Multiscalar $B-L$ extension based on $S_4$ flavor symmetry for neutrino mass and mixing

TL;DR

This paper proposes a multiscalar $B-L$ extension of the Standard Model with $S_4$ symmetry, successfully explaining neutrino oscillation data, mass hierarchies, and mixing angles using the type-I seesaw mechanism.

Contribution

It introduces a novel multiscalar $B-L$ model with $S_4$ symmetry that accurately reproduces recent neutrino oscillation measurements and mass predictions.

Findings

Reproduces best-fit neutrino mixing angles and CP phase for normal hierarchy.

Predicts effective neutrino masses consistent with experimental bounds.

Provides a viable framework for neutrino mass hierarchies and mixing in extended models.

Abstract

A multiscalar and nonrenormalizable $B-L$ extension of the standard model (SM) with $S_4$ symmetry which successfully explains the recent observed neutrino oscillation data is proposed.
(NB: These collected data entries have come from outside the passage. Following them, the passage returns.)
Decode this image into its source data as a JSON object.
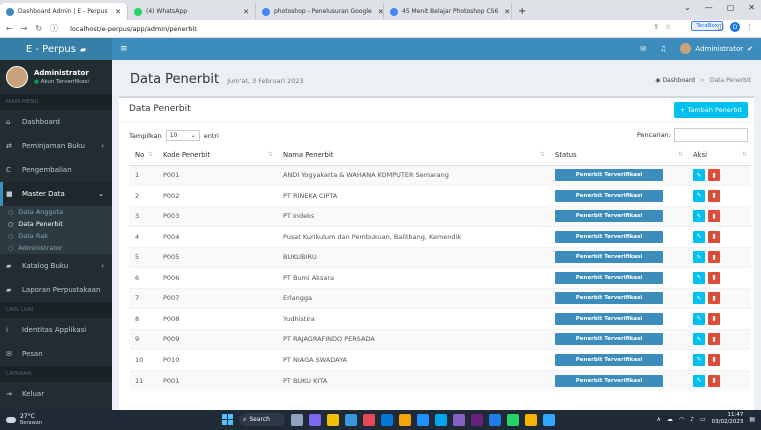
{
  "browser": {
    "tabs": [
      {
        "title": "Dashboard Admin | E - Perpus",
        "active": true,
        "color": "#3c8dbc"
      },
      {
        "title": "(4) WhatsApp",
        "active": false,
        "color": "#25d366"
      },
      {
        "title": "photoshop - Penelusuran Google",
        "active": false,
        "color": "#4285f4"
      },
      {
        "title": "45 Menit Belajar Photoshop CS6",
        "active": false,
        "color": "#4285f4"
      }
    ],
    "url": "localhost/e-perpus/app/admin/penerbit",
    "tooltip": "TeraBox",
    "profile_initial": "D"
  },
  "header": {
    "brand": "E - Perpus",
    "user": "Administrator"
  },
  "sidebar": {
    "user_name": "Administrator",
    "user_status": "Akun Terverifikasi",
    "sections": {
      "main": "MAIN MENU",
      "lain": "LAIN LAIN",
      "layanan": "LAYANAN"
    },
    "items": {
      "dashboard": "Dashboard",
      "peminjaman": "Peminjaman Buku",
      "pengembalian": "Pengembalian",
      "master": "Master Data",
      "katalog": "Katalog Buku",
      "laporan": "Laporan Perpustakaan",
      "identitas": "Identitas Applikasi",
      "pesan": "Pesan",
      "keluar": "Keluar"
    },
    "sub_items": {
      "anggota": "Data Anggota",
      "penerbit": "Data Penerbit",
      "rak": "Data Rak",
      "admin": "Administrator"
    }
  },
  "page": {
    "title": "Data Penerbit",
    "subtitle": "Jum'at, 3 Februari 2023",
    "crumb_home": "Dashboard",
    "crumb_current": "Data Penerbit",
    "box_title": "Data Penerbit",
    "add_label": "+ Tambah Penerbit",
    "show_label": "Tampilkan",
    "show_value": "10",
    "entries_label": "entri",
    "search_label": "Pencarian:"
  },
  "table": {
    "headers": [
      "No",
      "Kode Penerbit",
      "Nama Penerbit",
      "Status",
      "Aksi"
    ],
    "status_label": "Penerbit Terverifikasi",
    "rows": [
      {
        "no": "1",
        "kode": "P001",
        "nama": "ANDI Yogyakarta & WAHANA KOMPUTER Semarang"
      },
      {
        "no": "2",
        "kode": "P002",
        "nama": "PT RINEKA CIPTA"
      },
      {
        "no": "3",
        "kode": "P003",
        "nama": "PT Indeks"
      },
      {
        "no": "4",
        "kode": "P004",
        "nama": "Pusat Kurikulum dan Pembukuan, Balitbang, Kemendik"
      },
      {
        "no": "5",
        "kode": "P005",
        "nama": "BUKUBIRU"
      },
      {
        "no": "6",
        "kode": "P006",
        "nama": "PT Bumi Aksara"
      },
      {
        "no": "7",
        "kode": "P007",
        "nama": "Erlangga"
      },
      {
        "no": "8",
        "kode": "P008",
        "nama": "Yudhistira"
      },
      {
        "no": "9",
        "kode": "P009",
        "nama": "PT RAJAGRAFINDO PERSADA"
      },
      {
        "no": "10",
        "kode": "P010",
        "nama": "PT NIAGA SWADAYA"
      },
      {
        "no": "11",
        "kode": "P001",
        "nama": "PT BUKU KITA"
      }
    ]
  },
  "taskbar": {
    "temp": "27°C",
    "weather": "Berawan",
    "search": "Search",
    "time": "11:47",
    "date": "03/02/2023"
  }
}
The tiny neutrino masses and their hierarchies are generated via the type-I seesaw mechanism. The model reproduces the recent experiments of neutrino mixing angles and Dirac CP violating phase in which the atmospheric angle $(\theta_{23})$ and the reactor angle $(\theta_{13})$ get the best-fit values while the solar angle $(\theta_{12})$ and Dirac CP violating phase ($\delta $) belong to $3\, \si $ range of the best-fit value for normal hierarchy (NH). For inverted hierarchy (IH), $\theta_{13}$ gets the best-fit value and $\theta_{23}$ together with $\de $ belongs to $1\, \si $ range while $\theta_{12}$ belongs to $3\, \si $ range of the best-fit value. The effective neutrino masses are predicted to be $\langle m_{ee}\rangle=6.81 \,\, \mbox{meV}$ for NH and $\langle m_{ee}\rangle=48.48\,\, \mbox{meV}$ for IH being in good agreement with the most recent experimental data.